4.2.1 Include additional features

Is there an effect of having won in a previous meeting during the season

  • Does a pair of teams play each other more than once in a season?

4.2.2 Use score difference information

The current model estimates the team levels only based on whether a team won the game or not. For example, whether a team won by 20 points or 2 points is irrelevant for this model. We'll try to expand the model to account for this.

4.2.3 Allow parameters to vary by conference

We might expand the variance component to \(\sigma_{k[i]}^2\) where \(k\) indexes over conferences. This might help us compare the competitiveness of the conferences.

4.2.4 Use T-distribution as prior for team levels

Normal distribution can be restrictive. For example, it implicitly constrains the estimates so that 68% of the team levels are within one standard deviation, 95% within two, and so on. We might use a T-distribution (infinite mixture of normals) to build a more robust model.

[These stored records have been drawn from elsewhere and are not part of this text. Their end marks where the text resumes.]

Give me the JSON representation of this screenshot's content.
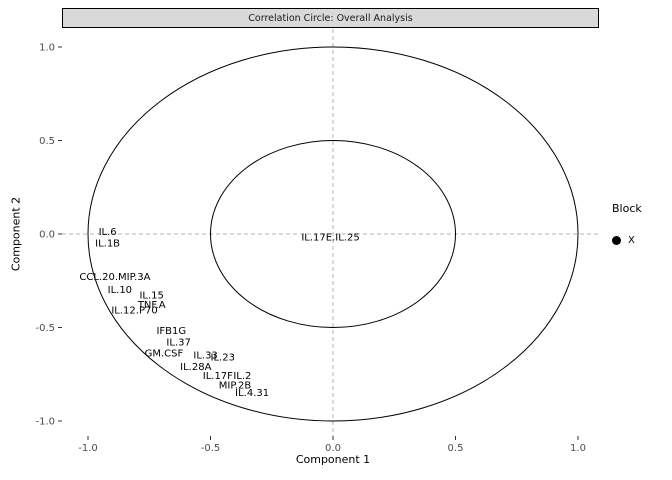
{
  "strip": {
    "title": "Correlation Circle: Overall Analysis",
    "background": "#d9d9d9",
    "border_color": "#000000"
  },
  "axes": {
    "xlabel": "Component 1",
    "ylabel": "Component 2",
    "x_ticks": [
      {
        "value": -1.0,
        "label": "-1.0"
      },
      {
        "value": -0.5,
        "label": "-0.5"
      },
      {
        "value": 0.0,
        "label": "0.0"
      },
      {
        "value": 0.5,
        "label": "0.5"
      },
      {
        "value": 1.0,
        "label": "1.0"
      }
    ],
    "y_ticks": [
      {
        "value": -1.0,
        "label": "-1.0"
      },
      {
        "value": -0.5,
        "label": "-0.5"
      },
      {
        "value": 0.0,
        "label": "0.0"
      },
      {
        "value": 0.5,
        "label": "0.5"
      },
      {
        "value": 1.0,
        "label": "1.0"
      }
    ]
  },
  "legend": {
    "title": "Block",
    "items": [
      {
        "label": "X",
        "marker": "filled-circle",
        "marker_color": "#000000"
      }
    ]
  },
  "chart_data": {
    "type": "scatter",
    "title": "Correlation Circle: Overall Analysis",
    "xlabel": "Component 1",
    "ylabel": "Component 2",
    "xlim": [
      -1.1,
      1.1
    ],
    "ylim": [
      -1.1,
      1.1
    ],
    "grid": false,
    "legend_position": "right",
    "reference_lines": {
      "x": 0,
      "y": 0,
      "style": "dashed",
      "color": "#b3b3b3"
    },
    "circle_radii": [
      1.0,
      0.5
    ],
    "series": [
      {
        "name": "X",
        "marker_color": "#000000",
        "points": [
          {
            "label": "IL.6",
            "x": -0.92,
            "y": 0.01
          },
          {
            "label": "IL.1B",
            "x": -0.92,
            "y": -0.05
          },
          {
            "label": "CCL.20.MIP.3A",
            "x": -0.89,
            "y": -0.23
          },
          {
            "label": "IL.10",
            "x": -0.87,
            "y": -0.3
          },
          {
            "label": "IL.15",
            "x": -0.74,
            "y": -0.33
          },
          {
            "label": "TNF.A",
            "x": -0.74,
            "y": -0.38
          },
          {
            "label": "IL.12.P70",
            "x": -0.81,
            "y": -0.41
          },
          {
            "label": "IFB1G",
            "x": -0.66,
            "y": -0.52
          },
          {
            "label": "IL.37",
            "x": -0.63,
            "y": -0.58
          },
          {
            "label": "GM.CSF",
            "x": -0.69,
            "y": -0.64
          },
          {
            "label": "IL.33",
            "x": -0.52,
            "y": -0.65
          },
          {
            "label": "IL.28A",
            "x": -0.56,
            "y": -0.71
          },
          {
            "label": "IL.23",
            "x": -0.45,
            "y": -0.66
          },
          {
            "label": "IL.17F",
            "x": -0.47,
            "y": -0.76
          },
          {
            "label": "IL.2",
            "x": -0.37,
            "y": -0.76
          },
          {
            "label": "MIP.2B",
            "x": -0.4,
            "y": -0.81
          },
          {
            "label": "IL.4.31",
            "x": -0.33,
            "y": -0.85
          },
          {
            "label": "IL.17E.IL.25",
            "x": -0.01,
            "y": -0.02
          }
        ]
      }
    ]
  }
}
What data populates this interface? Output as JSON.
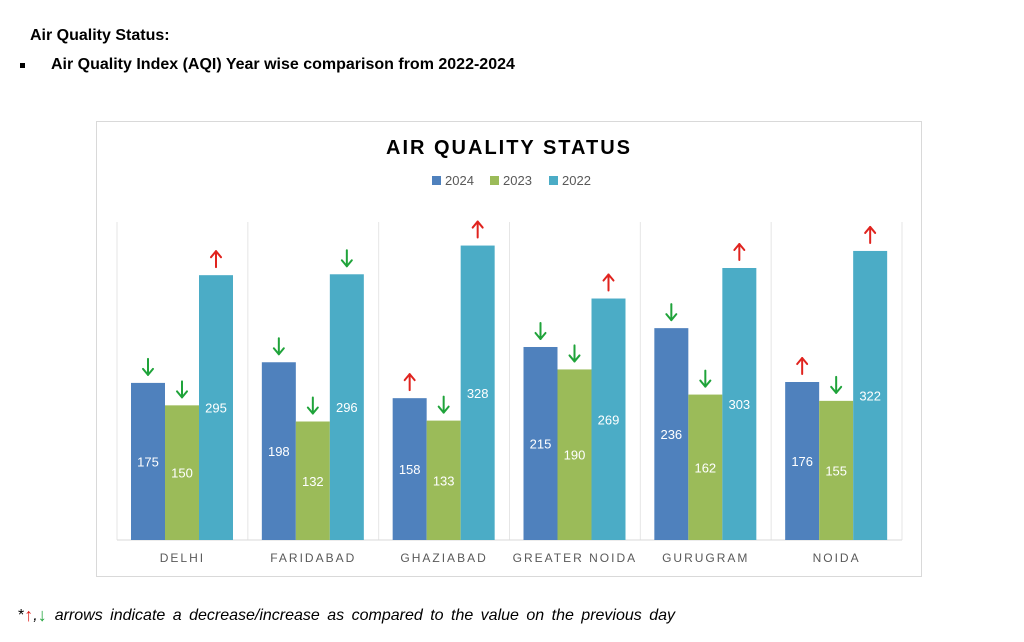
{
  "header": {
    "title": "Air Quality Status:",
    "subtitle": "Air Quality Index (AQI) Year wise comparison from 2022-2024"
  },
  "footnote": {
    "prefix": "*",
    "up_arrow": "↑",
    "separator": ",",
    "down_arrow": "↓",
    "text": "arrows  indicate  a decrease/increase as compared to the value on the previous day"
  },
  "colors": {
    "2024": "#4f81bd",
    "2023": "#9bbb59",
    "2022": "#4bacc6",
    "up_arrow": "#e0231e",
    "down_arrow": "#1fa33a"
  },
  "chart_data": {
    "type": "bar",
    "title": "AIR QUALITY STATUS",
    "legend": "top",
    "grid": false,
    "ylim": [
      0,
      350
    ],
    "categories": [
      "DELHI",
      "FARIDABAD",
      "GHAZIABAD",
      "GREATER NOIDA",
      "GURUGRAM",
      "NOIDA"
    ],
    "series": [
      {
        "name": "2024",
        "values": [
          175,
          198,
          158,
          215,
          236,
          176
        ],
        "arrows": [
          "down",
          "down",
          "up",
          "down",
          "down",
          "up"
        ]
      },
      {
        "name": "2023",
        "values": [
          150,
          132,
          133,
          190,
          162,
          155
        ],
        "arrows": [
          "down",
          "down",
          "down",
          "down",
          "down",
          "down"
        ]
      },
      {
        "name": "2022",
        "values": [
          295,
          296,
          328,
          269,
          303,
          322
        ],
        "arrows": [
          "up",
          "down",
          "up",
          "up",
          "up",
          "up"
        ]
      }
    ]
  }
}
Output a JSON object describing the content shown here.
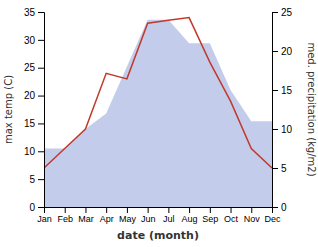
{
  "chart_data": {
    "type": "line",
    "xlabel": "date (month)",
    "ylabel": "max temp (C)",
    "y2label": "med. precipitation (kg/m2)",
    "categories": [
      "Jan",
      "Feb",
      "Mar",
      "Apr",
      "May",
      "Jun",
      "Jul",
      "Aug",
      "Sep",
      "Oct",
      "Nov",
      "Dec"
    ],
    "series": [
      {
        "type": "area",
        "axis": "y2",
        "color": "#b8c4e8",
        "values": [
          7.5,
          7.5,
          10,
          12,
          18,
          24,
          24,
          21,
          21,
          15,
          11,
          11
        ]
      },
      {
        "type": "line",
        "color": "#c0392b",
        "values": [
          7,
          10.5,
          14,
          24,
          23,
          33,
          33.5,
          34,
          26,
          19,
          10.5,
          7
        ]
      }
    ],
    "ylim": [
      0,
      35
    ],
    "yticks": [
      0,
      5,
      10,
      15,
      20,
      25,
      30,
      35
    ],
    "y2lim": [
      0,
      25
    ],
    "y2ticks": [
      0,
      5,
      10,
      15,
      20,
      25
    ],
    "grid": false
  }
}
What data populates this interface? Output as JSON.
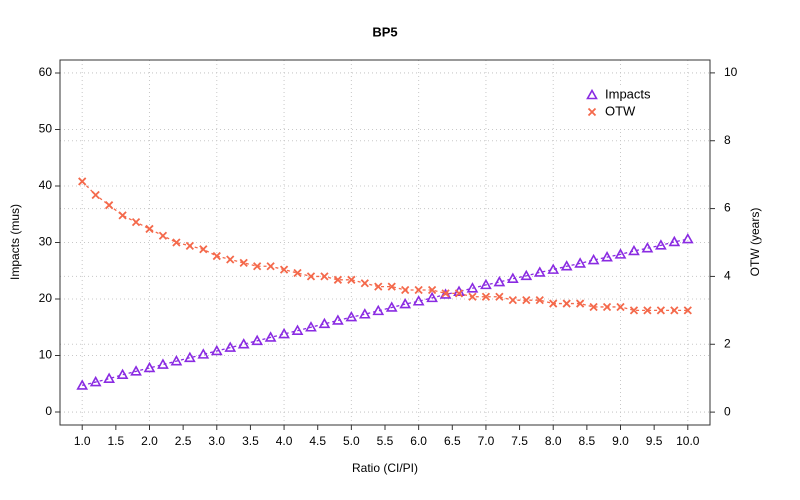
{
  "chart_data": {
    "type": "line",
    "title": "BP5",
    "x_label": "Ratio (CI/PI)",
    "y_label": "Impacts  (mus)",
    "y2_label": "OTW (years)",
    "x": [
      1,
      1.2,
      1.4,
      1.6,
      1.8,
      2,
      2.2,
      2.4,
      2.6,
      2.8,
      3,
      3.2,
      3.4,
      3.6,
      3.8,
      4,
      4.2,
      4.4,
      4.6,
      4.8,
      5,
      5.2,
      5.4,
      5.6,
      5.8,
      6,
      6.2,
      6.4,
      6.6,
      6.8,
      7,
      7.2,
      7.4,
      7.6,
      7.8,
      8,
      8.2,
      8.4,
      8.6,
      8.8,
      9,
      9.2,
      9.4,
      9.6,
      9.8,
      10
    ],
    "series": [
      {
        "name": "Impacts",
        "color": "#8a2be2",
        "marker": "triangle",
        "axis": "y",
        "values": [
          4.7,
          5.3,
          5.9,
          6.6,
          7.2,
          7.8,
          8.4,
          9.0,
          9.6,
          10.2,
          10.8,
          11.4,
          12.0,
          12.6,
          13.2,
          13.8,
          14.4,
          15.0,
          15.6,
          16.2,
          16.8,
          17.3,
          17.9,
          18.5,
          19.1,
          19.6,
          20.2,
          20.8,
          21.3,
          21.9,
          22.5,
          23.0,
          23.6,
          24.1,
          24.7,
          25.2,
          25.8,
          26.3,
          26.9,
          27.4,
          27.9,
          28.5,
          29.0,
          29.5,
          30.1,
          30.6
        ]
      },
      {
        "name": "OTW",
        "color": "#f4694b",
        "marker": "x",
        "axis": "y2",
        "values": [
          6.8,
          6.4,
          6.1,
          5.8,
          5.6,
          5.4,
          5.2,
          5.0,
          4.9,
          4.8,
          4.6,
          4.5,
          4.4,
          4.3,
          4.3,
          4.2,
          4.1,
          4.0,
          4.0,
          3.9,
          3.9,
          3.8,
          3.7,
          3.7,
          3.6,
          3.6,
          3.6,
          3.5,
          3.5,
          3.4,
          3.4,
          3.4,
          3.3,
          3.3,
          3.3,
          3.2,
          3.2,
          3.2,
          3.1,
          3.1,
          3.1,
          3.0,
          3.0,
          3.0,
          3.0,
          3.0
        ]
      }
    ],
    "xlim": [
      0.67,
      10.33
    ],
    "xticks": [
      {
        "value": 1,
        "label": "1.0"
      },
      1.5,
      {
        "value": 2,
        "label": "2.0"
      },
      2.5,
      {
        "value": 3,
        "label": "3.0"
      },
      3.5,
      {
        "value": 4,
        "label": "4.0"
      },
      4.5,
      {
        "value": 5,
        "label": "5.0"
      },
      5.5,
      {
        "value": 6,
        "label": "6.0"
      },
      6.5,
      {
        "value": 7,
        "label": "7.0"
      },
      7.5,
      {
        "value": 8,
        "label": "8.0"
      },
      8.5,
      {
        "value": 9,
        "label": "9.0"
      },
      9.5,
      {
        "value": 10,
        "label": "10.0"
      }
    ],
    "ylim": [
      -2.3,
      62.3
    ],
    "yticks": [
      0,
      10,
      20,
      30,
      40,
      50,
      60
    ],
    "y2lim": [
      -0.38,
      10.38
    ],
    "y2ticks": [
      0,
      2,
      4,
      6,
      8,
      10
    ],
    "grid": true,
    "legend": "top-right"
  }
}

4.2.5 Model the data-shift

An important question is whether there's any systematic difference between regular season games and tournament games. For example,

  • does a team get better or more competitive during the tournament?
  • does a team get less competitive at the end of regular season when they've secured a tournament seed?
  • what happens to a team if a key player is injured at the end of the season and will miss the tournament?